Step 9: Run tiers in order

Start narrow:

agentxchain conformance check --tier 1 --target .

Then isolate a surface while developing:

agentxchain conformance check --tier 1 --surface state_machine --target .
agentxchain conformance check --tier 1 --surface turn_result_validation --target .
agentxchain conformance check --tier 1 --surface gate_semantics --target .
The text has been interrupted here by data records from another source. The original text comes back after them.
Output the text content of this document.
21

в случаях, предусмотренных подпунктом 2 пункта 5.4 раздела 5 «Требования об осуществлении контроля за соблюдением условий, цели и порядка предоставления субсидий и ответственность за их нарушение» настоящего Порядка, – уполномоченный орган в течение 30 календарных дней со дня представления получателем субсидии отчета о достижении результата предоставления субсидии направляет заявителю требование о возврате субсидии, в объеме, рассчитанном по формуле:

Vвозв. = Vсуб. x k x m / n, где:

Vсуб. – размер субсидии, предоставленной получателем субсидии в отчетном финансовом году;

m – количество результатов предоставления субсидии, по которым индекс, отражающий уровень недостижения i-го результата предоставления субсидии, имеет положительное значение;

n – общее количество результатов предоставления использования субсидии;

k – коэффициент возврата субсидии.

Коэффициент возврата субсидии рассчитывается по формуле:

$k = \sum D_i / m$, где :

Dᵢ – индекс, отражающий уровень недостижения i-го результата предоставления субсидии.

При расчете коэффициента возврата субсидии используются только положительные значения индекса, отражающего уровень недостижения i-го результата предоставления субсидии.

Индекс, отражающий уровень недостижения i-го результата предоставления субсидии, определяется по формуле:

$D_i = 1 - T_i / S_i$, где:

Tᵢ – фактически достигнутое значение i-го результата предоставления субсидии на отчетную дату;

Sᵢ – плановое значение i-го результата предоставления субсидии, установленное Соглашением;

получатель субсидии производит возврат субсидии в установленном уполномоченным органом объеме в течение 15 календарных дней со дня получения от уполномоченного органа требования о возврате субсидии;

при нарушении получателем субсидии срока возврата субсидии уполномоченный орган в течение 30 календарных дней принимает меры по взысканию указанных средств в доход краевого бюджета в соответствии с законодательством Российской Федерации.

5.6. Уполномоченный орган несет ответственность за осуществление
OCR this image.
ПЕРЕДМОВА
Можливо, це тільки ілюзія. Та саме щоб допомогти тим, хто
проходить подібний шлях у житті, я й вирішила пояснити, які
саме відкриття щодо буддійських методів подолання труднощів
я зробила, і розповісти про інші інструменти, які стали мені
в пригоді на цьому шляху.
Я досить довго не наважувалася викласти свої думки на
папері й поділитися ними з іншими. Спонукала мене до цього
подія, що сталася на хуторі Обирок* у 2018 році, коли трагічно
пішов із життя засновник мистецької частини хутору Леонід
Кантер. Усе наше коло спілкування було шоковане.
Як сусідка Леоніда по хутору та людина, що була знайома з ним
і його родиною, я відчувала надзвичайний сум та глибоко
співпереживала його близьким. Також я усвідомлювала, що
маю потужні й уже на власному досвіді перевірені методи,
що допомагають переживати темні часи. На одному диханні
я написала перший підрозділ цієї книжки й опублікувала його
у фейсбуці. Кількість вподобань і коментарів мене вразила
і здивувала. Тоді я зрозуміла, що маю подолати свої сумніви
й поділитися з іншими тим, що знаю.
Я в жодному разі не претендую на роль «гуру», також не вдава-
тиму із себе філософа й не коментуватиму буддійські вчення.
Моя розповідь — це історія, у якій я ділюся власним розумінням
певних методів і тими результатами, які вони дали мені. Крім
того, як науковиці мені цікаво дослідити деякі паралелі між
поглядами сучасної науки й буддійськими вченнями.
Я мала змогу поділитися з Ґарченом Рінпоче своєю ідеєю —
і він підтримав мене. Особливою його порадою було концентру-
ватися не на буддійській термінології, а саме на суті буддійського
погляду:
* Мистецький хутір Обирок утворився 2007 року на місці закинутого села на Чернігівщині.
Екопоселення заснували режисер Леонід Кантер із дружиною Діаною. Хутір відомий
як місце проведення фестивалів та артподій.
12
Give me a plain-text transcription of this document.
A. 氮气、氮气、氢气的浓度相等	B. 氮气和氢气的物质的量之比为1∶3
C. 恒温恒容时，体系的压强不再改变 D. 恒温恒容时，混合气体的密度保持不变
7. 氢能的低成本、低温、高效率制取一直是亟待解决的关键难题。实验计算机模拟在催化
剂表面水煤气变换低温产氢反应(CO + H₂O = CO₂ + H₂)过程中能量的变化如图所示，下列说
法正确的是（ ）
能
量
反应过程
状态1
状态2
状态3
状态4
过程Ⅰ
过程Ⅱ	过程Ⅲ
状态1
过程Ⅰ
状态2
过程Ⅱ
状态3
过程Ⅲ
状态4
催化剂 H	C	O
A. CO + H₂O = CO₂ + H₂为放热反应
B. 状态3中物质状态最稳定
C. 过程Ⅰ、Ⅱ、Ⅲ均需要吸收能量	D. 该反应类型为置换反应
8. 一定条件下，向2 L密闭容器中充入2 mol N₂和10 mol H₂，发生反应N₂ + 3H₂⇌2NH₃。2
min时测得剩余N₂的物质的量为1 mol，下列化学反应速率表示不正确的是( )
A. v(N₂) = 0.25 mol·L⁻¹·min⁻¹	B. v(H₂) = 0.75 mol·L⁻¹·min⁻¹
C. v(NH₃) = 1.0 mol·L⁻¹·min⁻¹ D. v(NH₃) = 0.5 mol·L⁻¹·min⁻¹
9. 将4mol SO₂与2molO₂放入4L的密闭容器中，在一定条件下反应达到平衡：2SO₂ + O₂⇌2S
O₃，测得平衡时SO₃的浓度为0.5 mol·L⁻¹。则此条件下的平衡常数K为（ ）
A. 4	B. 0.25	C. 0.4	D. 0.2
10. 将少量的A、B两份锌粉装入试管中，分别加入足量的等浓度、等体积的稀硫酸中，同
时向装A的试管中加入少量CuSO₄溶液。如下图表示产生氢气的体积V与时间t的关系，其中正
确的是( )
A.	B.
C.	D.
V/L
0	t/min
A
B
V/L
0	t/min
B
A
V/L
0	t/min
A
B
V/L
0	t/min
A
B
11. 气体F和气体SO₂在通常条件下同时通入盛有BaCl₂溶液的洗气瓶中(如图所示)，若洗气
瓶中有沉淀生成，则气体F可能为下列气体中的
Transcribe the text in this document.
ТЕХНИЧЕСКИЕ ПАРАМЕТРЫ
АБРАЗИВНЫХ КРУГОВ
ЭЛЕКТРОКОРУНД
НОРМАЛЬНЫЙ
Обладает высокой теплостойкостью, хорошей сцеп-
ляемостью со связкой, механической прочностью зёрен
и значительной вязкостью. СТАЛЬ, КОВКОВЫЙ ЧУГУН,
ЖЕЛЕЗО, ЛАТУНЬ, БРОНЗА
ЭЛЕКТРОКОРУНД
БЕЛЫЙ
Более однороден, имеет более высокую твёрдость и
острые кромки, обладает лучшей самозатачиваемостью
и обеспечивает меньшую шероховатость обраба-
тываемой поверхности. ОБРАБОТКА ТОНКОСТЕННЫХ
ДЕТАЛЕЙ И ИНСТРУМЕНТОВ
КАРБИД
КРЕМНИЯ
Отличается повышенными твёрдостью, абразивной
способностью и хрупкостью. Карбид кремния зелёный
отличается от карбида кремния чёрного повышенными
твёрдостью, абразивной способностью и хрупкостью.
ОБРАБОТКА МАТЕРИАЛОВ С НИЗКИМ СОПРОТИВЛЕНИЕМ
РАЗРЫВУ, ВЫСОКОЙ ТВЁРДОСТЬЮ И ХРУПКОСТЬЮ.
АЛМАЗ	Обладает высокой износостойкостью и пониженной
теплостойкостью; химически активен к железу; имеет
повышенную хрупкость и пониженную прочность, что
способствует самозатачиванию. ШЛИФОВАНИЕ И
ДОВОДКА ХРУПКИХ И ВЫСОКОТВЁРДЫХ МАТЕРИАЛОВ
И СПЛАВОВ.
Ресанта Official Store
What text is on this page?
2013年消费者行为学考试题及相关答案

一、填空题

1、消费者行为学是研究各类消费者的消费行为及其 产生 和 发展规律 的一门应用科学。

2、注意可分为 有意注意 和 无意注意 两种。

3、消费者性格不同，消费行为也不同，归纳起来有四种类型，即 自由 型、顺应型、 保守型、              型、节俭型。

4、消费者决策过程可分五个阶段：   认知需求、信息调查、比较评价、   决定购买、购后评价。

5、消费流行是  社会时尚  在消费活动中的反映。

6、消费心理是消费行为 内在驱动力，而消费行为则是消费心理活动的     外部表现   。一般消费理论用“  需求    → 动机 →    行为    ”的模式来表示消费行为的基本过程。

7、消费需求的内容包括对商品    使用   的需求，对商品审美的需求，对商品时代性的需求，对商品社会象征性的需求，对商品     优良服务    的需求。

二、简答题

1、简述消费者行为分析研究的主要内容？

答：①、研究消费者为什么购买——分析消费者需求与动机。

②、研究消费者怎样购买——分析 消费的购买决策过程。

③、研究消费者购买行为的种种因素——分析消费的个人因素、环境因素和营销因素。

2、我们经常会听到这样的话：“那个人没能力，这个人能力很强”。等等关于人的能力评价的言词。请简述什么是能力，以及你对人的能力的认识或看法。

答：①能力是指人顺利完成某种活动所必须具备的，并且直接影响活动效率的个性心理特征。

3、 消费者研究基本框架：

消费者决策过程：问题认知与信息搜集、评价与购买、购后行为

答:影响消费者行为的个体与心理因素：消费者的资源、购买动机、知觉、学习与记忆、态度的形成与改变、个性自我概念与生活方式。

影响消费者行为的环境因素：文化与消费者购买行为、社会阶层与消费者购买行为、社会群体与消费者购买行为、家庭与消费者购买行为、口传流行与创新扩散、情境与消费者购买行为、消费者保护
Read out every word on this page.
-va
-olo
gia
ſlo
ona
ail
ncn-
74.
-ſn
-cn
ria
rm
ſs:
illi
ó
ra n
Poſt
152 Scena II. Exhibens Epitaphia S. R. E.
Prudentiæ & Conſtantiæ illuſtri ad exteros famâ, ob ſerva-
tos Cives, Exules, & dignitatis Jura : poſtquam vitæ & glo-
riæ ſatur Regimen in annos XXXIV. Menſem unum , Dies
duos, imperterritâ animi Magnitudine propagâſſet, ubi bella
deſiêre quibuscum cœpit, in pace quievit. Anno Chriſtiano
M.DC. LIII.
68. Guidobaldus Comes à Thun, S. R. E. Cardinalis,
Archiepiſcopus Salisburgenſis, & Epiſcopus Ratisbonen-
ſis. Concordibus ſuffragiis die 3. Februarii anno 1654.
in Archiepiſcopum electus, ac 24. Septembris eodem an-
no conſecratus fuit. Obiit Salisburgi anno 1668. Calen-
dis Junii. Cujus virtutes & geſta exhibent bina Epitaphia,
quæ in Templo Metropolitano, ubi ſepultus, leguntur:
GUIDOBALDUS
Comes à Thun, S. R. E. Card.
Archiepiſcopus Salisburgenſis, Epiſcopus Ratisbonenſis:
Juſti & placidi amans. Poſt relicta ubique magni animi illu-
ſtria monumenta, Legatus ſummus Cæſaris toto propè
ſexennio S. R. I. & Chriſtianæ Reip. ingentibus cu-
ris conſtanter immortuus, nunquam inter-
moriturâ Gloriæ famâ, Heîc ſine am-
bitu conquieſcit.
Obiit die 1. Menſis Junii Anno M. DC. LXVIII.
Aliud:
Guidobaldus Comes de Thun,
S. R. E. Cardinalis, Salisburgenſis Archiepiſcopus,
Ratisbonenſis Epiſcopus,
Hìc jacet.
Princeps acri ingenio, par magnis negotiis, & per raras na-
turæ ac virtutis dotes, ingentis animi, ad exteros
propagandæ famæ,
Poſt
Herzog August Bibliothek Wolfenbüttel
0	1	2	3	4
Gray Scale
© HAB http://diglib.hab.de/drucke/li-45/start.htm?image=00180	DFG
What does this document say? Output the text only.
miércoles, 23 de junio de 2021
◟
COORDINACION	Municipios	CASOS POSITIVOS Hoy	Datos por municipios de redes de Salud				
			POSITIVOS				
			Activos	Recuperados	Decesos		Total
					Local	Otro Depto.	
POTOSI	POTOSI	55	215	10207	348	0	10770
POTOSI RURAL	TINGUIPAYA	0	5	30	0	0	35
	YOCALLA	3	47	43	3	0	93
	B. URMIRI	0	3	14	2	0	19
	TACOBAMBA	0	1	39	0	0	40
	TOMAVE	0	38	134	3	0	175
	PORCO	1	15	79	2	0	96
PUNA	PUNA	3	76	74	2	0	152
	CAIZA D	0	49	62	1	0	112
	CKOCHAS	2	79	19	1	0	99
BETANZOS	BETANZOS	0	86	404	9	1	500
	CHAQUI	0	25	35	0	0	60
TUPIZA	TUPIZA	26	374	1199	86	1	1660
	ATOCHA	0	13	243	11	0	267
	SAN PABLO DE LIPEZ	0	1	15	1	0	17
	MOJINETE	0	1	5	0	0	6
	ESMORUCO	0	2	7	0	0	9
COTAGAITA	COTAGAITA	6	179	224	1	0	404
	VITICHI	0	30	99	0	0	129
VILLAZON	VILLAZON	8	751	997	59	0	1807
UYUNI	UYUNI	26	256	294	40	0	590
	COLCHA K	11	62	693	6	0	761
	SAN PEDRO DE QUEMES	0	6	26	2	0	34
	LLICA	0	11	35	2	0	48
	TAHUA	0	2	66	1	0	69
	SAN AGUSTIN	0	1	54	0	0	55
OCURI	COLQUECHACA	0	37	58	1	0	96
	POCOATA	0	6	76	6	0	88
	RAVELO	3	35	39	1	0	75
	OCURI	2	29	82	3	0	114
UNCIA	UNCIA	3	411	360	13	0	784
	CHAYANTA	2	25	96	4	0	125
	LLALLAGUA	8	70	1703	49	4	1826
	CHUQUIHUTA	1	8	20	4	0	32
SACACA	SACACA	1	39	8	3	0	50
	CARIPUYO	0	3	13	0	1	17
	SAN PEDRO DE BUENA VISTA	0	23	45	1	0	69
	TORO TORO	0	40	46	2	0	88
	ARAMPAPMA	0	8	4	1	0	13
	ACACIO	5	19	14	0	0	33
Graduate only when the prior layer is boring:

TierGraduate when
Tier 1state, turns, gates, history, decisions, config, and events behave correctly
Tier 2dispatch manifests and hook audit semantics are implemented, not ignored
Tier 3multi-repo coordinator barriers, write isolation, and shared gates are real

Tier 2 and Tier 3 should not be used to hide weak Tier 1 behavior.

False-conformance traps

These mistakes make a runner look functional while breaking governance:

  • accepting a result whose turn_id is no longer active
  • advancing a phase because an agent requested it, without a gate approval
  • mutating history or decision entries in place
  • treating needs_human as a generic adapter error
  • emitting final-state JSON without ordered lifecycle events
  • ignoring setup keys in a fixture and still returning pass
  • collapsing fail, error, and not_implemented into one result

The conformance corpus exists to force those differences into the open.